It wasn’t long before Amanda started seeing Robert Dillon, who was working at her office in Manhattan. He was an outside hire whose contract was with a PR firm, but he was working with the regional VP to rewrite the copy on the Pfizer website. They sat in the VP’s corner office for hours while the VP brainstormed on and on about what Pfizer stood for, what communities they were looking to help and be a part of, what the essence of their business was. Robert took dutiful notes and asked pointed questions. Some of them verged on the very personal. Sometimes the VP would ask Robert for a line from literature that he could then riff off: We beat on, boats against the current, medical advancements moving up. Robert told Amanda this in her home. Soon Robert and Amanda were commuting together on the B2. The Pfizer contract was long-term and open.
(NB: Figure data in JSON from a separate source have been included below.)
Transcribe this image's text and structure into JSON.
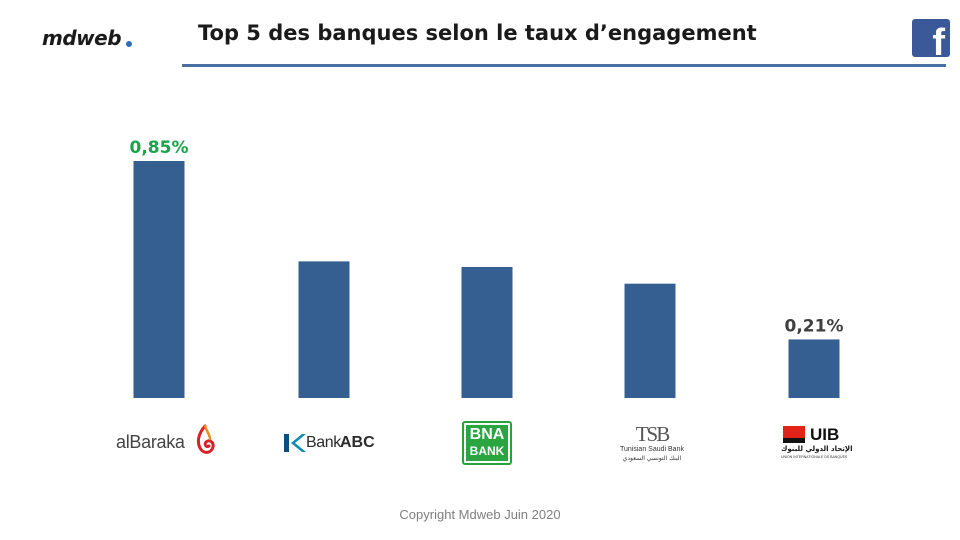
{
  "header": {
    "brand": "mdweb",
    "title": "Top 5 des banques selon le taux d’engagement",
    "social_icon": "facebook-icon"
  },
  "chart_data": {
    "type": "bar",
    "title": "Top 5 des banques selon le taux d’engagement",
    "categories": [
      "alBaraka",
      "Bank ABC",
      "BNA BANK",
      "Tunisian Saudi Bank",
      "UIB"
    ],
    "values": [
      0.85,
      0.49,
      0.47,
      0.41,
      0.21
    ],
    "unit": "%",
    "data_labels": [
      {
        "index": 0,
        "text": "0,85%",
        "color": "#1aa34a"
      },
      {
        "index": 4,
        "text": "0,21%",
        "color": "#404040"
      }
    ],
    "bar_color": "#355f91",
    "xlabel": "",
    "ylabel": "",
    "ylim": [
      0,
      0.85
    ],
    "grid": false
  },
  "logos": {
    "albaraka": "alBaraka",
    "bankabc_bank": "Bank",
    "bankabc_abc": "ABC",
    "bna_line1": "BNA",
    "bna_line2": "BANK",
    "tsb_mark": "TSB",
    "tsb_name": "Tunisian Saudi Bank",
    "tsb_arabic": "البنك التونسي السعودي",
    "uib_name": "UIB",
    "uib_arabic": "الإتحاد الدولي للبنوك",
    "uib_sub": "UNION INTERNATIONALE DE BANQUES"
  },
  "footer": {
    "copyright": "Copyright Mdweb  Juin 2020"
  }
}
Amanda’s favorite time of the day was early morning, when she woke up without an alarm so as not to disturb Robert, and dressed silently in the running clothes she’d laid out for herself the night before—an old basketball T-shirt, formfitting nylon shorts. When she had lived in San Francisco, she would wake up early and run the hills above the Castro, where every once in a while she would get a peek at the water. It had seemed sunny then, even in winter. But back home in Marine Park, sometimes she’d start her run in the dark, and her route was dictated by which streetlamps would still be on, on the outer rim of the park. With the sun coming up behind her she raced her streetlamp shadow to the next light, until, on her third mile or so, the sun was up enough. Then she crossed Avenue U and went over to the salt marsh, where she could run by the water like she used to—except there were no hills here, none at all. This wasn’t a problem for running, really. It had been for sledding when she was five, before basketball took over the winter. But now, grown up, hills seemed superfluous. On flat ground, she could run effortlessly and focus on nothingness; not pain in her legs, not the heavy pull of her breath; not her father. By the time she got back and was out of the shower Robert would just be stirring.
Robert had grown up in Brooklyn but not in Marine Park. He’d been to a liberal arts college where he studied literature and media, and his favorite bars were in the Village. He’d never met anyone quite like Martin, or when he thought carefully about it, he guessed he’d just never been in such close proximity to someone like him before. It’s got nothing to do with Marine Park, Amanda said indignantly. The guy is touched as shit. But Martin had been around so long that the neighbors were superbly used to him by then, and that was a palpable feeling. Some evenings, when Amanda was in the shower or on business calls, Robert would sit outside with Martin. They’d each be on their own stoop, of course, the day stumbling to an end around them. Martin explained about palming once, but other than that he didn’t have much to say. He said, It’s how I stay warm inside. He wasn’t embarrassed.
Can you try it on me? asked Robert then. Can I see what you mean? And so Martin stood up, and reached over the fencing separating the stoops, and put his hand down on Robert’s head. Robert closed his eyes. Martin’s hand reached in deep, through his thick hair, the tabs of all his fingers pulsing. Robert sat strangely like that, Martin’s fingers moving above him. He waited for something to happen, for the message to hit him like experience, but it didn’t. Robert thought that Martin seemed disappointed. Try me, Martin said, and sat down and took his headphones off. Robert extended his hand, but couldn’t bring himself to touch Martin’s head. He looked around him at the cold, quiet street. It’s OK, he said. It is OK, said Martin. Martin put his headphones back on and listened to his music quietly.
• • •
The oldest Braiker boy was used to being on the rooftop. From there, either on his family’s side or Martin’s, he could see the long line of houses on R, and Fillmore and Quentin on either side. There was the large, imposing structure of PS 222, the local public school that he had gone to. When he was a student there he’d been convinced that the building had once been a rich man’s mansion, and that’s why the names of the rooms were so particular and color oriented. The Green Room, now the gym. The Blue Room, which still smelled like chlorine, on the first floor—now the cafeteria. The detail that clinched it was his discovery, in fifth grade, of a dumbwaiter, at the back of his fifth-floor classroom. He stuck his head inside during independent reading and the teacher ran over and held his legs while she screamed for the teacher’s aid to go get help.